Monitoring Progress on UN’s Sustainable Development Goals
BOSTON, Massachusetts, Sep 22 (IPS) - Two years ago, world leaders joined together to endorse a new and ambitious agenda not to reduce poverty but to eradicate it, not to lessen hunger but to end it once and for all, and not to overlook inequality but jointly to attack it.
But turning the inequality goal into a reality requires a fundamental change of approach on how governments take on vested interests, and how resources are shared. Earlier this year, we at Oxfam's pointed out that just eight men own the same wealth as half of humanity, the poorest 3.6 billion people. Worse yet, the gap between rich and poor is growing in countries across the world, in countries rich and poor. At the same time, there are no shortage of tools proven to reduce the gap between rich and poor. What we need then are transparency, data, and accountability to ensure governments are using them. Oxfam's contribution to the effort is a global index that ranks 152 countries by the policies they have in place to reduce economic inequality, including fair and effective taxation, spending on health, education and social protection, as well as fair labor policies.
Our first version of this index, which we launched in July, found that the vast majority of governments – three quarters of those in our index - are doing less than half of what they could be doing to tackle inequality.

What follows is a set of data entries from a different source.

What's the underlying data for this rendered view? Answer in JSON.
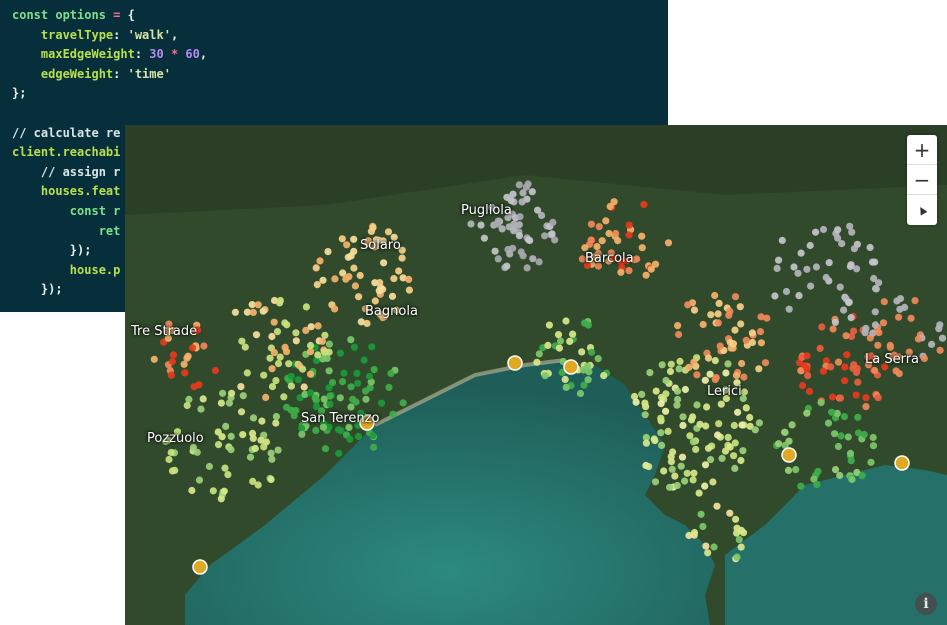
{
  "code": {
    "lines": [
      [
        {
          "t": "const options ",
          "c": "kw"
        },
        {
          "t": "= ",
          "c": "op"
        },
        {
          "t": "{",
          "c": "plain"
        }
      ],
      [
        {
          "t": "    travelType",
          "c": "prop"
        },
        {
          "t": ": ",
          "c": "plain"
        },
        {
          "t": "'walk'",
          "c": "str"
        },
        {
          "t": ",",
          "c": "plain"
        }
      ],
      [
        {
          "t": "    maxEdgeWeight",
          "c": "prop"
        },
        {
          "t": ": ",
          "c": "plain"
        },
        {
          "t": "30",
          "c": "num"
        },
        {
          "t": " * ",
          "c": "op"
        },
        {
          "t": "60",
          "c": "num"
        },
        {
          "t": ",",
          "c": "plain"
        }
      ],
      [
        {
          "t": "    edgeWeight",
          "c": "prop"
        },
        {
          "t": ": ",
          "c": "plain"
        },
        {
          "t": "'time'",
          "c": "str"
        }
      ],
      [
        {
          "t": "};",
          "c": "plain"
        }
      ],
      [
        {
          "t": "",
          "c": "plain"
        }
      ],
      [
        {
          "t": "// calculate re",
          "c": "cm"
        }
      ],
      [
        {
          "t": "client.reachabi",
          "c": "prop"
        }
      ],
      [
        {
          "t": "    // assign r",
          "c": "cm"
        }
      ],
      [
        {
          "t": "    houses.feat",
          "c": "prop"
        }
      ],
      [
        {
          "t": "        const r",
          "c": "kw"
        }
      ],
      [
        {
          "t": "            ret",
          "c": "kw"
        }
      ],
      [
        {
          "t": "        });",
          "c": "plain"
        }
      ],
      [
        {
          "t": "        house.p",
          "c": "prop"
        }
      ],
      [
        {
          "t": "    });",
          "c": "plain"
        }
      ]
    ]
  },
  "map": {
    "places": [
      {
        "name": "Pugliola"
      },
      {
        "name": "Solaro"
      },
      {
        "name": "Barcola"
      },
      {
        "name": "Bagnola"
      },
      {
        "name": "Tre Strade"
      },
      {
        "name": "La Serra"
      },
      {
        "name": "Lerici"
      },
      {
        "name": "San Terenzo"
      },
      {
        "name": "Pozzuolo"
      }
    ],
    "controls": {
      "zoom_in": "+",
      "zoom_out": "−",
      "compass": "▲",
      "info": "i"
    },
    "colors": {
      "near": "#1a9a3a",
      "mid": "#d8e88a",
      "far": "#e83a1e",
      "unreachable": "#b4b4bc",
      "sea": "#2a7a72",
      "stop": "#e0a823"
    }
  }
}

Sweden, Belgium and Denmark top the index because of high levels of social spending and good protections for workers. Nigeria, Bahrain and Myanmar come in at the bottom of the index because of exceptionally low levels of government spending on health, education and social protection, extremely bad records on labor and women's rights, and a tax system that overburdens the poorest in society and fails to tax its wealthiest citizens. But this is not a clear-cut story of rich country good, poor country bad. The US, for example, ranks 23rd out of 152. That may not sound too bad, but it is not great for the richest country on earth. In fact, the US comes at the bottom among G7 countries when it comes to fighting inequality, and ranks 21st out of 35 OECD countries. And even those countries at the very top of the list could do more. For example, Belgium's corporate tax incentives allow big business to avoid paying their fair share, and Denmark has cut taxes for the richest. Worse yet, many countries at the top effectively export inequality by acting as tax havens. More than $100 billion in tax revenues are lost by poor countries every year because of corporate tax dodgers — enough money to provide an education for the 124 million children who aren't in school and fund healthcare interventions that could prevent the deaths of at least six million children. Our hope with this Index is to build a public conversation about how to tackle this inequality crisis. Governments need to build fairer tax systems, uphold the rights of workers, and invest more money in our public services. We will only achieve the SDGs if our economies work for all of us, not just a few. While achieving the SDGs will indeed be expensive, the world has enough resources. Now it's up to governments to find the political will to allocate these resources towards ending extreme poverty, realizing human rights, and achieving sustainable development that truly leaves no one behind. And it's up to us to hold them accountable to do so. No doubt about it, we have much work ahead of us. And given everything else that's going on in the world, it certainly feels like a rather daunting task. But together, we can be the generation that ends extreme poverty once and for all.